When I was at college, I met Dr. Edward L. Bernays, the father of public relations. He got to the point where defining something was the beginning and end of a discussion. In his book Propaganda, he wrote “There are invisible rulers who control the destinies of millions. It is not generally realized to what extent the words and actions of our most influential public men are dictated by shrewd persons operating behind the scenes.”

And, if Bernays were here today, he would see how systemic racism and hatred has manifested its agenda by staking out a term and using it as a wedge. Look at “critical race theory,” an academic idea that some commentators and politicians have latched onto to scare parents that their kids are being taught some radical concept. It says that racism is not the product of individual bias or prejudice, but embedded in government systems and policies. And, while that is true - and teaching that systemic racism exists is teaching the truth, presenting it does not exist is hateful. It is the definition of systemic racism, and worse, the banning the teaching of systemic racism is censorship.
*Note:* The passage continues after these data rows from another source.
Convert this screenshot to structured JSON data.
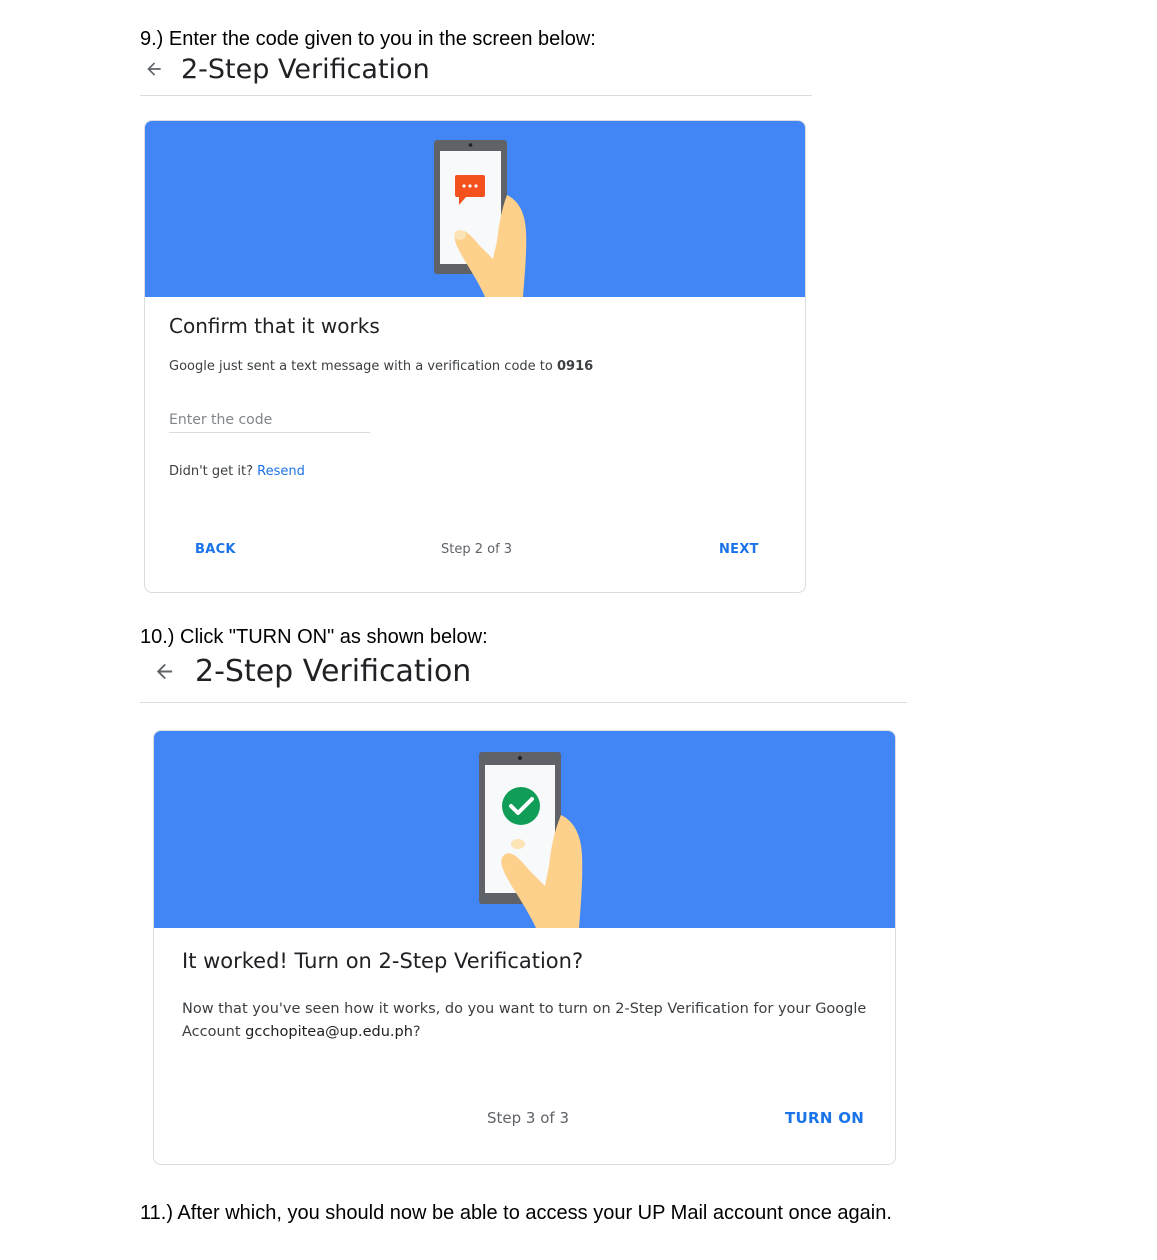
{
  "instructions": {
    "step9": "9.) Enter the code given to you in the screen below:",
    "step10": "10.) Click \"TURN ON\" as shown below:",
    "step11": "11.) After which, you should now be able to access your UP Mail account once again."
  },
  "screen1": {
    "header_title": "2-Step Verification",
    "card_title": "Confirm that it works",
    "message_prefix": "Google just sent a text message with a verification code to ",
    "phone_suffix": "0916",
    "code_placeholder": "Enter the code",
    "didnt_get": "Didn't get it?",
    "resend_label": "Resend",
    "back_label": "BACK",
    "step_label": "Step 2 of 3",
    "next_label": "NEXT"
  },
  "screen2": {
    "header_title": "2-Step Verification",
    "card_title": "It worked! Turn on 2-Step Verification?",
    "body_line1": "Now that you've seen how it works, do you want to turn on 2-Step Verification for your Google",
    "body_prefix2": "Account ",
    "account_email": "gcchopitea@up.edu.ph",
    "body_suffix2": "?",
    "step_label": "Step 3 of 3",
    "turn_on_label": "TURN ON"
  },
  "colors": {
    "banner_blue": "#4285f4",
    "link_blue": "#1a73e8",
    "message_orange": "#f4511e",
    "check_green": "#0f9d58",
    "skin": "#fdd08b"
  },
  "icons": {
    "back": "arrow-left-icon",
    "message": "chat-bubble-icon",
    "check": "check-circle-icon"
  }
}
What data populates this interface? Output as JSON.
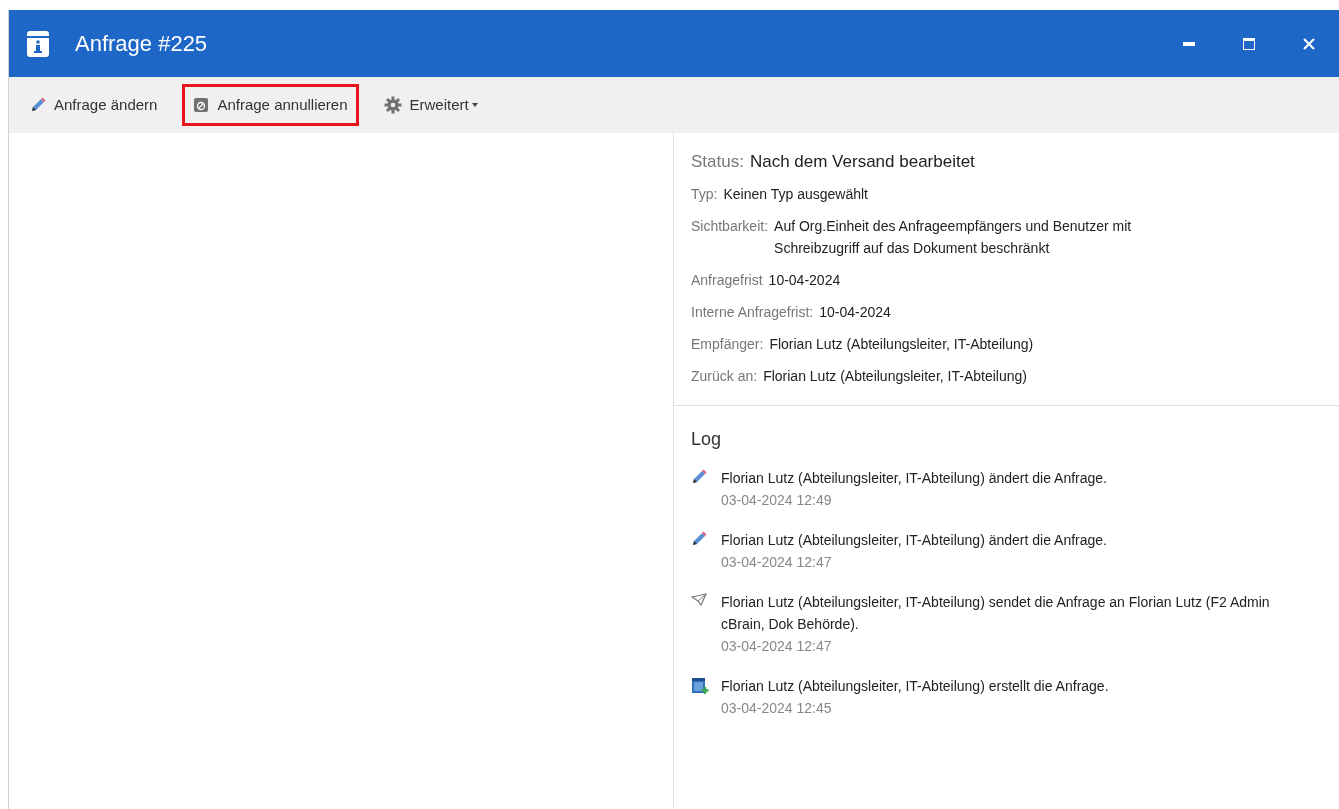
{
  "window": {
    "title": "Anfrage #225"
  },
  "toolbar": [
    {
      "kind": "edit",
      "label": "Anfrage ändern",
      "highlighted": false
    },
    {
      "kind": "cancel",
      "label": "Anfrage annullieren",
      "highlighted": true
    },
    {
      "kind": "settings",
      "label": "Erweitert",
      "dropdown": true,
      "highlighted": false
    }
  ],
  "details": {
    "status": {
      "label": "Status:",
      "value": "Nach dem Versand bearbeitet"
    },
    "fields": [
      {
        "label": "Typ:",
        "value": "Keinen Typ ausgewählt"
      },
      {
        "label": "Sichtbarkeit:",
        "value": "Auf Org.Einheit des Anfrageempfängers und Benutzer mit Schreibzugriff auf das Dokument beschränkt"
      },
      {
        "label": "Anfragefrist",
        "value": "10-04-2024"
      },
      {
        "label": "Interne Anfragefrist:",
        "value": "10-04-2024"
      },
      {
        "label": "Empfänger:",
        "value": "Florian Lutz (Abteilungsleiter, IT-Abteilung)"
      },
      {
        "label": "Zurück an:",
        "value": "Florian Lutz (Abteilungsleiter, IT-Abteilung)"
      }
    ]
  },
  "log": {
    "title": "Log",
    "entries": [
      {
        "kind": "edit",
        "text": "Florian Lutz (Abteilungsleiter, IT-Abteilung) ändert die Anfrage.",
        "time": "03-04-2024 12:49"
      },
      {
        "kind": "edit",
        "text": "Florian Lutz (Abteilungsleiter, IT-Abteilung) ändert die Anfrage.",
        "time": "03-04-2024 12:47"
      },
      {
        "kind": "send",
        "text": "Florian Lutz (Abteilungsleiter, IT-Abteilung) sendet die Anfrage an Florian Lutz (F2 Admin cBrain, Dok Behörde).",
        "time": "03-04-2024 12:47"
      },
      {
        "kind": "create",
        "text": "Florian Lutz (Abteilungsleiter, IT-Abteilung) erstellt die Anfrage.",
        "time": "03-04-2024 12:45"
      }
    ]
  }
}
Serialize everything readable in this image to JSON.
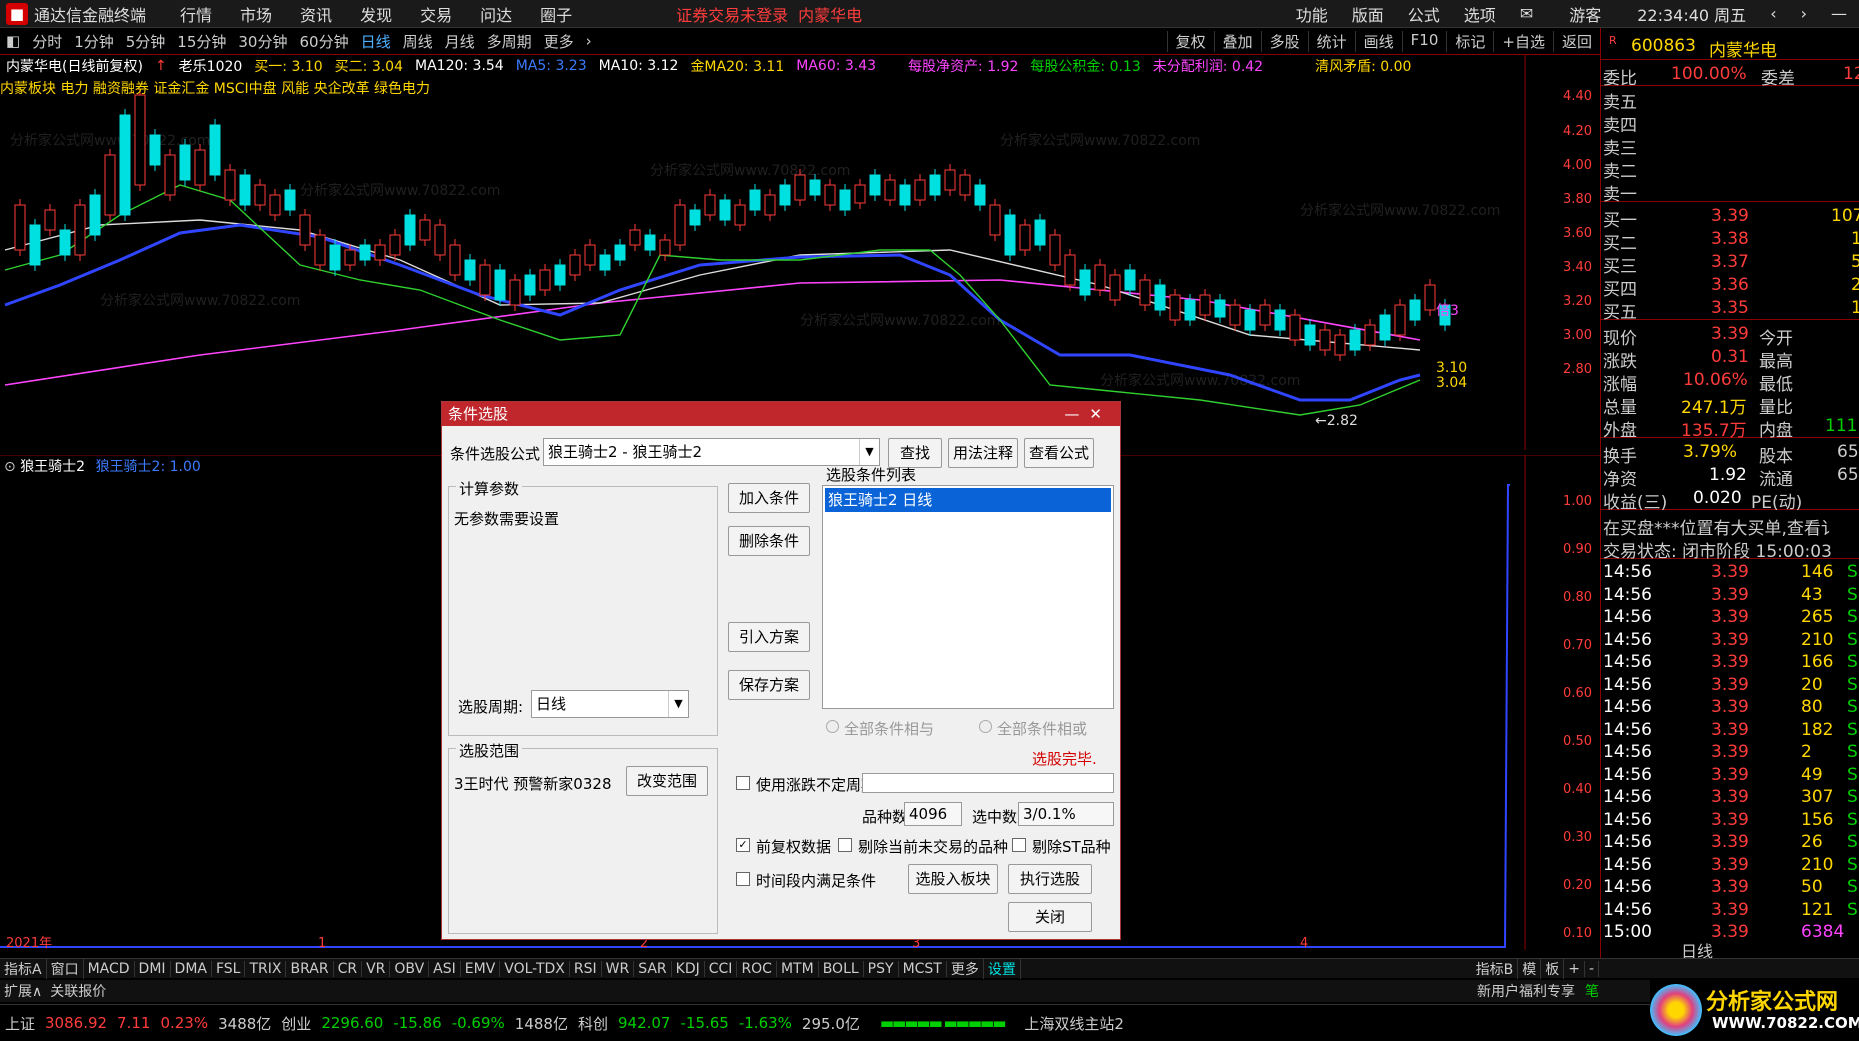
{
  "menubar": {
    "app_title": "通达信金融终端",
    "items": [
      "行情",
      "市场",
      "资讯",
      "发现",
      "交易",
      "问达",
      "圈子"
    ],
    "warning": "证券交易未登录",
    "stock_name": "内蒙华电",
    "right_items": [
      "功能",
      "版面",
      "公式",
      "选项"
    ],
    "user": "游客",
    "time": "22:34:40 周五"
  },
  "periods": [
    "分时",
    "1分钟",
    "5分钟",
    "15分钟",
    "30分钟",
    "60分钟",
    "日线",
    "周线",
    "月线",
    "多周期",
    "更多"
  ],
  "active_period": "日线",
  "tools": [
    "复权",
    "叠加",
    "多股",
    "统计",
    "画线",
    "F10",
    "标记",
    "+自选",
    "返回"
  ],
  "quote_info": {
    "title": "内蒙华电(日线前复权)",
    "teacher": "老乐1020",
    "buy1": "买一: 3.10",
    "buy2": "买二: 3.04",
    "ma120": "MA120: 3.54",
    "ma5": "MA5: 3.23",
    "ma10": "MA10: 3.12",
    "ma20": "金MA20: 3.11",
    "ma60": "MA60: 3.43",
    "nav": "每股净资产: 1.92",
    "fund": "每股公积金: 0.13",
    "profit": "未分配利润: 0.42",
    "clear": "清风矛盾: 0.00"
  },
  "concepts": "内蒙板块 电力 融资融券 证金汇金 MSCI中盘 风能 央企改革 绿色电力",
  "sub_title": "狼王骑士2",
  "sub_value": "狼王骑士2: 1.00",
  "chart_labels": {
    "low": "←2.82",
    "r1": "3.10",
    "r2": "3.04",
    "bei3": "倍3"
  },
  "price_axis": [
    "4.40",
    "4.20",
    "4.00",
    "3.80",
    "3.60",
    "3.40",
    "3.20",
    "3.00",
    "2.80"
  ],
  "sub_axis": [
    "1.00",
    "0.90",
    "0.80",
    "0.70",
    "0.60",
    "0.50",
    "0.40",
    "0.30",
    "0.20",
    "0.10"
  ],
  "time_axis": {
    "year": "2021年",
    "m1": "1",
    "m2": "2",
    "m3": "3",
    "m4": "4"
  },
  "watermark": "分析家公式网www.70822.com",
  "right_panel": {
    "code": "600863",
    "name": "内蒙华电",
    "wei_bi_label": "委比",
    "wei_bi": "100.00%",
    "wei_cha_label": "委差",
    "wei_cha": "12",
    "sell": [
      "卖五",
      "卖四",
      "卖三",
      "卖二",
      "卖一"
    ],
    "buy": [
      {
        "label": "买一",
        "price": "3.39",
        "vol": "107"
      },
      {
        "label": "买二",
        "price": "3.38",
        "vol": "1"
      },
      {
        "label": "买三",
        "price": "3.37",
        "vol": "5"
      },
      {
        "label": "买四",
        "price": "3.36",
        "vol": "2"
      },
      {
        "label": "买五",
        "price": "3.35",
        "vol": "1"
      }
    ],
    "stats": [
      {
        "l1": "现价",
        "v1": "3.39",
        "l2": "今开",
        "v2": ""
      },
      {
        "l1": "涨跌",
        "v1": "0.31",
        "l2": "最高",
        "v2": ""
      },
      {
        "l1": "涨幅",
        "v1": "10.06%",
        "l2": "最低",
        "v2": ""
      },
      {
        "l1": "总量",
        "v1": "247.1万",
        "l2": "量比",
        "v2": ""
      },
      {
        "l1": "外盘",
        "v1": "135.7万",
        "l2": "内盘",
        "v2": "111"
      }
    ],
    "stats2": [
      {
        "l1": "换手",
        "v1": "3.79%",
        "l2": "股本",
        "v2": "65"
      },
      {
        "l1": "净资",
        "v1": "1.92",
        "l2": "流通",
        "v2": "65"
      },
      {
        "l1": "收益(三)",
        "v1": "0.020",
        "l2": "PE(动)",
        "v2": ""
      }
    ],
    "notice": "在买盘***位置有大买单,查看讠",
    "trade_status": "交易状态: 闭市阶段 15:00:03",
    "ticks": [
      {
        "t": "14:56",
        "p": "3.39",
        "v": "146",
        "s": "S"
      },
      {
        "t": "14:56",
        "p": "3.39",
        "v": "43",
        "s": "S"
      },
      {
        "t": "14:56",
        "p": "3.39",
        "v": "265",
        "s": "S"
      },
      {
        "t": "14:56",
        "p": "3.39",
        "v": "210",
        "s": "S"
      },
      {
        "t": "14:56",
        "p": "3.39",
        "v": "166",
        "s": "S"
      },
      {
        "t": "14:56",
        "p": "3.39",
        "v": "20",
        "s": "S"
      },
      {
        "t": "14:56",
        "p": "3.39",
        "v": "80",
        "s": "S"
      },
      {
        "t": "14:56",
        "p": "3.39",
        "v": "182",
        "s": "S"
      },
      {
        "t": "14:56",
        "p": "3.39",
        "v": "2",
        "s": "S"
      },
      {
        "t": "14:56",
        "p": "3.39",
        "v": "49",
        "s": "S"
      },
      {
        "t": "14:56",
        "p": "3.39",
        "v": "307",
        "s": "S"
      },
      {
        "t": "14:56",
        "p": "3.39",
        "v": "156",
        "s": "S"
      },
      {
        "t": "14:56",
        "p": "3.39",
        "v": "26",
        "s": "S"
      },
      {
        "t": "14:56",
        "p": "3.39",
        "v": "210",
        "s": "S"
      },
      {
        "t": "14:56",
        "p": "3.39",
        "v": "50",
        "s": "S"
      },
      {
        "t": "14:56",
        "p": "3.39",
        "v": "121",
        "s": "S"
      },
      {
        "t": "15:00",
        "p": "3.39",
        "v": "6384",
        "s": ""
      }
    ],
    "period_tag": "日线"
  },
  "bottom_tabs": [
    "指标A",
    "窗口",
    "MACD",
    "DMI",
    "DMA",
    "FSL",
    "TRIX",
    "BRAR",
    "CR",
    "VR",
    "OBV",
    "ASI",
    "EMV",
    "VOL-TDX",
    "RSI",
    "WR",
    "SAR",
    "KDJ",
    "CCI",
    "ROC",
    "MTM",
    "BOLL",
    "PSY",
    "MCST",
    "更多",
    "设置"
  ],
  "bottom_right": [
    "指标B",
    "模",
    "板",
    "+",
    "-"
  ],
  "ext": {
    "a": "扩展∧",
    "b": "关联报价",
    "promo": "新用户福利专享",
    "pen": "笔"
  },
  "status": {
    "sh": "上证",
    "sh_val": "3086.92",
    "sh_chg": "7.11",
    "sh_pct": "0.23%",
    "sh_amt": "3488亿",
    "cy": "创业",
    "cy_val": "2296.60",
    "cy_chg": "-15.86",
    "cy_pct": "-0.69%",
    "cy_amt": "1488亿",
    "kc": "科创",
    "kc_val": "942.07",
    "kc_chg": "-15.65",
    "kc_pct": "-1.63%",
    "kc_amt": "295.0亿",
    "server": "上海双线主站2"
  },
  "site_logo": {
    "name": "分析家公式网",
    "url": "WWW.70822.COM"
  },
  "dialog": {
    "title": "条件选股",
    "formula_label": "条件选股公式",
    "formula_value": "狼王骑士2  - 狼王骑士2",
    "btn_find": "查找",
    "btn_usage": "用法注释",
    "btn_view": "查看公式",
    "calc_group": "计算参数",
    "no_param": "无参数需要设置",
    "period_label": "选股周期:",
    "period_value": "日线",
    "btn_add": "加入条件",
    "btn_del": "删除条件",
    "btn_import": "引入方案",
    "btn_save": "保存方案",
    "list_label": "选股条件列表",
    "list_item": "狼王骑士2  日线",
    "radio_and": "全部条件相与",
    "radio_or": "全部条件相或",
    "done": "选股完毕.",
    "scope_group": "选股范围",
    "scope_value": "3王时代 预警新家0328",
    "btn_scope": "改变范围",
    "chk_uncertain": "使用涨跌不定周期",
    "count_label": "品种数",
    "count_value": "4096",
    "sel_label": "选中数",
    "sel_value": "3/0.1%",
    "chk_fq": "前复权数据",
    "chk_notrade": "剔除当前未交易的品种",
    "chk_st": "剔除ST品种",
    "chk_range": "时间段内满足条件",
    "btn_toboard": "选股入板块",
    "btn_exec": "执行选股",
    "btn_close": "关闭"
  }
}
The communications key is not to bite on the ridiculous scare factor of false critical race theory arguments, but to seek out more open ground. Bernays knew that you engage where you have an advantage- and countering distortions directly only validate lies.

The point is, telling the truth about racism, descrimation and the consequences of our past is not a theory, it is teaching facts. Saying it makes “people feel bad about the past,” themselves and the nation is ridiculous. As the great historian James W. Loewen put it “So long as our textbooks hide from us the roles that people of color have played in exploration, from at least 6000 BC to the twentieth century, they encourage us to look to Europe and its extensions as the seat of all knowledge and intelligence. So long as they say discover, they imply that whites are the only people who really matter. So long as they simply celebrate Columbus, rather than teach both sides of his exploit, they encourage us to identify with white Western exploitation rather than study it.”

Good communication is simple, tell the truth, support the truth, and be direct and honest about what you believe in. We need to call out lies, say what they are, and not waste time debating facts vs myth.